Je passe une grande partie de mon temps à être confronté à un aspect de ce déni : le refus absolu des contraintes environnementales de la part de ceux qui ne supportent aucune remise en question de leur vision du monde. Mais cela me fait de la peine de le dire : le déni comme la béatitude sont presque aussi répandus d’un côté que de l’autre du débat. Je me retrouve aussi souvent en désaccord avec d’autres écologistes qu’à combattre nos ennemis communs. J’ai mené de douloureuses batailles au sujet de solutions miracle qui avaient les faveurs de mes amis : biocarburants, voitures et avions à hydrogène, biochar, électricité solaire au Royaume-Uni, primes à la casse et prix préférentiels garantis. Mais aucun de ces délires verts n’atteint la cheville de ce dont je vais vous parler. Le concept en lui-même ne va peut-être pas vous intéresser, mais l’aperçu qu’il donne des techniques que les humains sont capables d’employer est proprement fascinant. Alors, s’il vous plaît, un peu de patience pendant que je vous narre par le menu la dernière folie en date.
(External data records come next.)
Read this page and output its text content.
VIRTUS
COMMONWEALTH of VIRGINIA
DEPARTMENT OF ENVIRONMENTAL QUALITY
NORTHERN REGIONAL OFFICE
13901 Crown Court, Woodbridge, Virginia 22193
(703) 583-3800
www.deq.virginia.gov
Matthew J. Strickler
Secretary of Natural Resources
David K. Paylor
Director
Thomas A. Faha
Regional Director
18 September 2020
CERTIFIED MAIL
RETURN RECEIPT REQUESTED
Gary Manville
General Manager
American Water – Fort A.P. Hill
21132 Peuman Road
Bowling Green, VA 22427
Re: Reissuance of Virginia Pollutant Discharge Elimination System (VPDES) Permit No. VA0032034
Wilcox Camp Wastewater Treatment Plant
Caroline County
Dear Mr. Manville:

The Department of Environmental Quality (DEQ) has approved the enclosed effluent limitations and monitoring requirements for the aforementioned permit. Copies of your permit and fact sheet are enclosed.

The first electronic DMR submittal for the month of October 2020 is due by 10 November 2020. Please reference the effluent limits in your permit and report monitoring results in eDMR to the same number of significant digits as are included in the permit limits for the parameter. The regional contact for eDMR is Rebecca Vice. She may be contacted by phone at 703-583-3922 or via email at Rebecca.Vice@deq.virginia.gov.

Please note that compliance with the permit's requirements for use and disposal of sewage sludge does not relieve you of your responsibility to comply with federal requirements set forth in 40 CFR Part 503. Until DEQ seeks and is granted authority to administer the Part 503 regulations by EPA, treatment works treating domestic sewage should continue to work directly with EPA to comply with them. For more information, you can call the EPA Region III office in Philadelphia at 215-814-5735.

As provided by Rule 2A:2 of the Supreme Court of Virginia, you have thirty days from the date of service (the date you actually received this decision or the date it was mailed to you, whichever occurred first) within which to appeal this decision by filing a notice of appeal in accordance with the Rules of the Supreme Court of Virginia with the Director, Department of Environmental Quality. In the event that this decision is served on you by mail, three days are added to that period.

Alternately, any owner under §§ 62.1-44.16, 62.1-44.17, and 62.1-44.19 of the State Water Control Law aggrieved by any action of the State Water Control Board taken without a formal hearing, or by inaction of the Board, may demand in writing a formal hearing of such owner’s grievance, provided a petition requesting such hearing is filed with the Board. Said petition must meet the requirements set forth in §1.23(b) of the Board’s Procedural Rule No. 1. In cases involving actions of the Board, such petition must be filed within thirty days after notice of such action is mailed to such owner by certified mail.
Il ne fait aucun doute qu’il y a un problème. Comme l’expliquent certains articles publiés hier par la Royal Society, il reste peu de terres de culture disponibles, les pénuries d’eau pourraient rendre les conditions agricoles encore plus difficiles et nous nous demandons avec anxiété si nous allons pouvoir continuer à nourrir une population en constante augmentation. Il existe un certain nombre de solutions envisageables. Mais aucune d’elles ne séduit autant certains écologistes que cette folie des hauteurs dont Dickson Despommier, parasitologue à la Columbia University, se fait l’avocat.

Despommier explique que si l’espace horizontal disponible pour les cultures est limité, l’espace vertical, lui, est partout. Il propose donc que l’on installe les cultures dans des gratte-ciel qu’il appelle des fermes verticales. Selon lui, cela permettrait de nourrir la population de façon si efficiente que les surfaces agricoles classiques pourraient retourner à l’état de forêts. De plus, les fermes verticales nourriraient la population urbaine vivant tout autour, donc plus besoin de transport sur de longues distances.

En fermant les yeux et en se concentrant, on peut entrevoir l’intérêt du projet. Mais même une rapide lecture de l’essai de Despommier soulève quelques petits problèmes. Il suggère qu’on construise des tours de 30 étages pour nourrir la population locale dans des endroits comme Manhattan. Une facture de 100 à 200 millions de livres. Sauf que la seule culture qui permettrait de couvrir des frais pareils est le cannabis de haute qualité. Or une culture hydroponique de marijuana sur 30 étages risque d’être assez dure à camoufler…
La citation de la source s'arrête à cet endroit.